David Luiz, première


D'entrée, les ambitions sont d'ailleurs affichées. Côté parisien, Laurent Blanc n'a que peu tergiversé au moment de choisir son onze : une large majorité de titulaires, quelques coiffeurs (Digne, Rabiot), et le PSG se présente avec une belle gueule au moment d'affronter son compère français (ou presque), sur la scène européenne. À Monaco, l'équipe n'a plus grand-chose à voir avec celle qui a fait match nul (0-0) trois jours plus tôt en championnat. Diallo prend notamment place dans l'axe de la défense en lieu et place de Wallace. Un changement important qui se révèle même fatal dès la 2e minute de jeu.
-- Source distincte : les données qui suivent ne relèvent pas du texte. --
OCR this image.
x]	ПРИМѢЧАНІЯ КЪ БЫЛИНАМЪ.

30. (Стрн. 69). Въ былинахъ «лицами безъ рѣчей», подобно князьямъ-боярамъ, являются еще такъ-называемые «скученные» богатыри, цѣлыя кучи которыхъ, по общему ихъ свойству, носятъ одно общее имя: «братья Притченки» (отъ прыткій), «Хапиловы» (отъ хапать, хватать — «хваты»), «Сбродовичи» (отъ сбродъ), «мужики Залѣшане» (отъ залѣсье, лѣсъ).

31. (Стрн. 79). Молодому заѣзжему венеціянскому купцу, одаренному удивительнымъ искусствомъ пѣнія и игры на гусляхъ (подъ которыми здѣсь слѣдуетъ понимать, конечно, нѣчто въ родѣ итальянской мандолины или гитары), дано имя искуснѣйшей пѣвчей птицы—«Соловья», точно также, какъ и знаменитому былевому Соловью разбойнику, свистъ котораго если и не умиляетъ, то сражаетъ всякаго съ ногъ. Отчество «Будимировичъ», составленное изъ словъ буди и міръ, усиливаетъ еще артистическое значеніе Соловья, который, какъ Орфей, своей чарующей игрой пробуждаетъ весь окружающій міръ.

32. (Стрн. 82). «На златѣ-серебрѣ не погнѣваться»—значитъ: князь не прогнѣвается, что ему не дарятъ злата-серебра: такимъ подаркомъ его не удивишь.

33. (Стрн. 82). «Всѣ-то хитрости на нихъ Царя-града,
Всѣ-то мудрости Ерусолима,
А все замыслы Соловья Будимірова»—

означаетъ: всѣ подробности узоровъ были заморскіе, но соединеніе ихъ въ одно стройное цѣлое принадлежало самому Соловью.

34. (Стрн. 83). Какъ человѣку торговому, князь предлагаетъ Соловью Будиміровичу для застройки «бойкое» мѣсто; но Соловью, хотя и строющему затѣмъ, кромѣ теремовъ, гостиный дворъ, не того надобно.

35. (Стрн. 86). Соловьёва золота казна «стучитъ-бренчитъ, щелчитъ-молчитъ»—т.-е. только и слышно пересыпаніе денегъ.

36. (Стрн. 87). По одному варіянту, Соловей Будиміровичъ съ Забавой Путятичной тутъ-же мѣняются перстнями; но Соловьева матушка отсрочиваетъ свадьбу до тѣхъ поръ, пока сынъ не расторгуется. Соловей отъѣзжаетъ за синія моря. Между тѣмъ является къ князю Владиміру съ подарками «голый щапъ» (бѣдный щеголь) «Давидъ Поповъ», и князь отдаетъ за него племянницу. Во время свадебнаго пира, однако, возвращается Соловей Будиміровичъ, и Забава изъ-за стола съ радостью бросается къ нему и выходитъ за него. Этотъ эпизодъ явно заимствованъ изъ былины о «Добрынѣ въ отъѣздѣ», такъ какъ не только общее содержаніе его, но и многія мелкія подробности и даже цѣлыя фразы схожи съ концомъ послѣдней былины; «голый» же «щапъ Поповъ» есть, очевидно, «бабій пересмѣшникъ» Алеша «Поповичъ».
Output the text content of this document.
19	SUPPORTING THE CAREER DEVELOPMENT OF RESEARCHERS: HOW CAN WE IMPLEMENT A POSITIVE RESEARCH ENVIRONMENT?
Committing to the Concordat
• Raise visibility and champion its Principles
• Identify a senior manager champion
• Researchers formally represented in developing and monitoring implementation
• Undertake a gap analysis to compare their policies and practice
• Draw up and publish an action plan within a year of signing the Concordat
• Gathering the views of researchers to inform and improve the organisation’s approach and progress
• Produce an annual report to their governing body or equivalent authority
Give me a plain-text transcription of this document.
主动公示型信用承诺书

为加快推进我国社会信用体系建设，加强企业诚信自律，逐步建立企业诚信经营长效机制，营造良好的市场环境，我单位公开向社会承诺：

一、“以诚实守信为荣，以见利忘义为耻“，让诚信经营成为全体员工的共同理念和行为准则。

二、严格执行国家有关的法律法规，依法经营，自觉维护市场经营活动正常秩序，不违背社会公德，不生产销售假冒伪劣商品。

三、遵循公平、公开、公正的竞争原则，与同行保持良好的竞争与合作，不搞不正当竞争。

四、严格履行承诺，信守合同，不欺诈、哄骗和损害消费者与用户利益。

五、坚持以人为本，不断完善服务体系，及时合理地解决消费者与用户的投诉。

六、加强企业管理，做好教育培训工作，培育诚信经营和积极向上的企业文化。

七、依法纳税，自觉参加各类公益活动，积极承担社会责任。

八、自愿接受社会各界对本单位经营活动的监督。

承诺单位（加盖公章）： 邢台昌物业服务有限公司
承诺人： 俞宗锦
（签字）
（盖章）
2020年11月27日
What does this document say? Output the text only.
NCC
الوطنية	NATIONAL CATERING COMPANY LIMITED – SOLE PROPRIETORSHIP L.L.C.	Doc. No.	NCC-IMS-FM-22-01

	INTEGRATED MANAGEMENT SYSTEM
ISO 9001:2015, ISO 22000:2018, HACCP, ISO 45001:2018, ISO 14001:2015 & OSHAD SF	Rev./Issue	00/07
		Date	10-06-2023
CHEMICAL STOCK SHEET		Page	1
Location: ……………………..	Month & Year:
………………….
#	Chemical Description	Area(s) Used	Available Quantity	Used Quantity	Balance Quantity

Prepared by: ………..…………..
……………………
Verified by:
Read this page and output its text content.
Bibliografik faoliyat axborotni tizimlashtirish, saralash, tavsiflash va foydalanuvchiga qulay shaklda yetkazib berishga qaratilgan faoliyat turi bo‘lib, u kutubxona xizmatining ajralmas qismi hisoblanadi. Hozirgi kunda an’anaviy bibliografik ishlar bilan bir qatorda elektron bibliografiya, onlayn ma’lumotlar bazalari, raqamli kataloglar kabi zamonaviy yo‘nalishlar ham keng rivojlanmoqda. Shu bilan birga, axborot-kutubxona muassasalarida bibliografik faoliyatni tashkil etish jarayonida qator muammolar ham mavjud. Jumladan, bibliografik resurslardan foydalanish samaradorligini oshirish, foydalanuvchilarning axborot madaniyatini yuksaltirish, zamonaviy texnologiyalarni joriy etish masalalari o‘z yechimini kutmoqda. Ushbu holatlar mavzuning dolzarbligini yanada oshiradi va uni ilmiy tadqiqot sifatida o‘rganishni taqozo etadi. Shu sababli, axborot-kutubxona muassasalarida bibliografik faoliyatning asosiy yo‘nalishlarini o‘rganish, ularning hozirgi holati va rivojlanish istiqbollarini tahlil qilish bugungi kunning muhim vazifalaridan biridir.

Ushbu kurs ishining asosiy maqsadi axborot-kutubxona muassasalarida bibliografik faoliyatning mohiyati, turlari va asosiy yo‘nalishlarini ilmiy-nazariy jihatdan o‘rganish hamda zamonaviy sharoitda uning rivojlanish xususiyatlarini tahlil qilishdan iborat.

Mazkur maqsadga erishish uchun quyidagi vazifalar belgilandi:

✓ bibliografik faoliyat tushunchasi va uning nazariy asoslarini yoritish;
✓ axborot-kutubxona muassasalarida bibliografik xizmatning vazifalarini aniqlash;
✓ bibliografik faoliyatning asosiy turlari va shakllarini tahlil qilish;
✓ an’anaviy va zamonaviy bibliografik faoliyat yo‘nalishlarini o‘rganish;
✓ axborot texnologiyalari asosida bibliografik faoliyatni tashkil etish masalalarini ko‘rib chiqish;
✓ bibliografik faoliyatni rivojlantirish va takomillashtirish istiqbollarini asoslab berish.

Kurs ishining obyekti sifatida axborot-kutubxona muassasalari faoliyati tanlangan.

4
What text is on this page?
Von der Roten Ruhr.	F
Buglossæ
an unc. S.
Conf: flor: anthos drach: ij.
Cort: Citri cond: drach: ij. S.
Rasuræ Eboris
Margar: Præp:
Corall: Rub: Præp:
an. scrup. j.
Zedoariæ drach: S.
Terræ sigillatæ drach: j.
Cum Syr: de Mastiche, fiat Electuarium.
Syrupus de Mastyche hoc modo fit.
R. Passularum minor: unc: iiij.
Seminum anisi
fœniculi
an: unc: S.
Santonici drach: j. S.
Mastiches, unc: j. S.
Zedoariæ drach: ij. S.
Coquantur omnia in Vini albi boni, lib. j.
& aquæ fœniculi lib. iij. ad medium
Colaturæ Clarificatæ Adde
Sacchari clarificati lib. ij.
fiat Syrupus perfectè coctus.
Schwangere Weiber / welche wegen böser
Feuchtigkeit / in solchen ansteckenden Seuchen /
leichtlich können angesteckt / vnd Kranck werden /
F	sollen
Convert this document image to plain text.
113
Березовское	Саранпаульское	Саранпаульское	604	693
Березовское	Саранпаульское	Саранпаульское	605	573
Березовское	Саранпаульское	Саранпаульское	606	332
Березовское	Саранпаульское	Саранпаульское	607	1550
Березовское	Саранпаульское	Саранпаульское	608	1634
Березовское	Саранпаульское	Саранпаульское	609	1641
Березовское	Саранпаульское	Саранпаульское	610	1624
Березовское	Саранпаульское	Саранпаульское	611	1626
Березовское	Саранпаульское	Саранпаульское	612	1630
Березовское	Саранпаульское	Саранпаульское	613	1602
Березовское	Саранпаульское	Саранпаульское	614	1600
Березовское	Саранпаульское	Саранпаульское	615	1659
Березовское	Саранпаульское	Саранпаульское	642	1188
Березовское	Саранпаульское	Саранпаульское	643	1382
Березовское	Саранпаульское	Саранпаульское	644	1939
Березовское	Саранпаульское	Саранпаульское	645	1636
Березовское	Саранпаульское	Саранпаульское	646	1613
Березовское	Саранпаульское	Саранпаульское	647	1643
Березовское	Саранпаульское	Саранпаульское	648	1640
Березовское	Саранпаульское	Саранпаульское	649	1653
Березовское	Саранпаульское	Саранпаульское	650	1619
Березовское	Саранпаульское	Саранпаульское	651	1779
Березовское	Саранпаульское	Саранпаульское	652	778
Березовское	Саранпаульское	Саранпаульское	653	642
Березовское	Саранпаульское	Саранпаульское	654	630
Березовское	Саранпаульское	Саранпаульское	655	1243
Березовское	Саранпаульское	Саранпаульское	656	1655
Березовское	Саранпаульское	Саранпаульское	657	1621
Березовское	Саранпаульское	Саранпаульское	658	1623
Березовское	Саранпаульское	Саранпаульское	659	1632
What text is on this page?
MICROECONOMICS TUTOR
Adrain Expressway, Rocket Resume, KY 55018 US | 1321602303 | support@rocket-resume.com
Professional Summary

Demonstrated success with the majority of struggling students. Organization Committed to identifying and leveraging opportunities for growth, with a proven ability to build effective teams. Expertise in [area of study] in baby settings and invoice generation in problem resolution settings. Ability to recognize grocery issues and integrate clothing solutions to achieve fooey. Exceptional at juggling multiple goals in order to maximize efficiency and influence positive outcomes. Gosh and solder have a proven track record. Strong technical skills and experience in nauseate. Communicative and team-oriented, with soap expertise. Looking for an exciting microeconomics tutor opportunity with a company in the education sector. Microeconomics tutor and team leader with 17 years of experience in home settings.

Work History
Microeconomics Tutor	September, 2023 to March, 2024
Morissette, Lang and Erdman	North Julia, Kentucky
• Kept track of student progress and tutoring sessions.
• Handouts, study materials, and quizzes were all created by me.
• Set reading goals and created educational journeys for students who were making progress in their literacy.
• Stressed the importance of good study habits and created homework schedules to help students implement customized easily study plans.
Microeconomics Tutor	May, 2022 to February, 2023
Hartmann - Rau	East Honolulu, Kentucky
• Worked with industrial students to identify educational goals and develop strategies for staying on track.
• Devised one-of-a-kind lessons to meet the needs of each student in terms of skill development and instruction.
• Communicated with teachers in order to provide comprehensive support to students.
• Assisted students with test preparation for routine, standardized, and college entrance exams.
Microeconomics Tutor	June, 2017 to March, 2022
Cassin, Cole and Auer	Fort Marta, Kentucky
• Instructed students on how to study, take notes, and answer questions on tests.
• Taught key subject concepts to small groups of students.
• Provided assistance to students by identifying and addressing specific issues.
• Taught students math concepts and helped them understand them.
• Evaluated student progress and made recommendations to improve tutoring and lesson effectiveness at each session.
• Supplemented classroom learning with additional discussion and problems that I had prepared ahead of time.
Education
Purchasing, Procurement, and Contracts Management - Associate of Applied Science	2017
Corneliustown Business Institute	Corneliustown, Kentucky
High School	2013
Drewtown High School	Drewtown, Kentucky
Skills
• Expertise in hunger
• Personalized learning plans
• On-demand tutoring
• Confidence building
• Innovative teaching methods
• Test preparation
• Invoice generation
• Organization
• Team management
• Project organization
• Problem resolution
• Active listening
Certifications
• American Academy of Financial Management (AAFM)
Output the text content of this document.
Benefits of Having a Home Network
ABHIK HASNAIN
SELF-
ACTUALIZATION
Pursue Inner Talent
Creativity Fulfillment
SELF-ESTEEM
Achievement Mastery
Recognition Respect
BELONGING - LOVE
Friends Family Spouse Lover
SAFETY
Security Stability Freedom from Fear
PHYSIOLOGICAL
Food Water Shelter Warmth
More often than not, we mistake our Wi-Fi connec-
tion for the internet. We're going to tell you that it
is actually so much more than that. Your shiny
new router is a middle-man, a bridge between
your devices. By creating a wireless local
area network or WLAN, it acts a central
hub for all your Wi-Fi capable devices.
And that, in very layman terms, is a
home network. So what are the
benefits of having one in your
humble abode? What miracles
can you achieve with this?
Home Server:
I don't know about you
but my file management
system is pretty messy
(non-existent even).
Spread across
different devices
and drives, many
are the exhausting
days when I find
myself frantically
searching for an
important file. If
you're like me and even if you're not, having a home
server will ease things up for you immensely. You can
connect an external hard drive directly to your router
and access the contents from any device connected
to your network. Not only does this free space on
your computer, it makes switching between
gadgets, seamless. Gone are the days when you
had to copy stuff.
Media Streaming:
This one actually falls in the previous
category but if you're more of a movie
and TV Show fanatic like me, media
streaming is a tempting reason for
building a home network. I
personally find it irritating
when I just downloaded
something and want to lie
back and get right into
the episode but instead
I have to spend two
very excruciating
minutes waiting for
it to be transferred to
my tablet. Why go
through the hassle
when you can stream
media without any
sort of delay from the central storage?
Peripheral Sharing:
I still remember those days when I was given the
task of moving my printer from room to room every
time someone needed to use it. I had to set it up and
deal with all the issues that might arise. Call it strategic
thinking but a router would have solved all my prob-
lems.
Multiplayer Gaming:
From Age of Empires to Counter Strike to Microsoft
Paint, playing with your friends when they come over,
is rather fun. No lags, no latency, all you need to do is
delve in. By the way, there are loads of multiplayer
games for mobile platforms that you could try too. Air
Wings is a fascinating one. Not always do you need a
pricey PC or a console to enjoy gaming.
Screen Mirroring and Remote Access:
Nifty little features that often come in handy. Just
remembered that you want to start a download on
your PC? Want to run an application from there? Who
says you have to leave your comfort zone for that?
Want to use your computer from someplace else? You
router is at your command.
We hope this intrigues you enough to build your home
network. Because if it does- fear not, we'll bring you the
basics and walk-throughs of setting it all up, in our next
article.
La défense de l'ASM laisse David Luiz pousser deux fois le ballon de la tête sur le premier coup de pied arrêté de la rencontre. Sketelenburg est pataud, le cuir file au fond. Et Paris s'assure une soirée tranquille. Car si Jardim peut s'ériger en génie le temps d'une rencontre, les limites humaines et techniques de la Principauté faussent la rencontre. Acculé sur sa base arrière, dominé dans l'entrejeu, aphone en attaque, Monaco ne ressort pas les ballons. Seul Alain Traoré, profitant d'un excès de David Luiz, se permet d'envoyer un coup franc sur la barre. Une éclaircie dans une soirée bien sombre pour les guerriers de Jardim.

La balade parisienne


La suite a tout de l'inévitable. Pris dans l'étau resserré au fil du match par Matuidi, Verratti et Rabiot, Kondogbia et Fabinho coulent, laissant le quatuor offensif porté par Berbatov sans une opportunité. De toute façon, Berbatov préfère son footing quand Carvalho s'évertue à compléter son numéro d'air-appels. Il n'en faut pas plus à Paris pour porter un coup plus définitif. Sur une superbe ouverture du petit Marco, Cavani s'en va battre Stekelenburg avec l'aide du poteau. L'affaire est dans le sac, la qualif' aussi. La suite ? Une course entre Monaco et la chance, qui voit cette dernière remporter la partie pour éviter un score plus humiliant. Poteau de Pastore, poteau de Cavani, classique raté de Cavani, classique vendange de Lavezzi : oui, le PSG gâche et agace Laurent Blanc, toujours apeuré qu'on puisse lui reprocher un retournement de situation. Mais ce Monaco-là n'en est pas capable et poursuit sa longue procession vers la défaite. Sans doute est-il plus concerné par sa course en Ligue 1 et son parcours européen qui a tant emballé. Un panache dont la Principauté s'est affranchie ce soir, laissant Paris rallier le prochain tour sans grande opposition. Pas de quoi remuer la terre.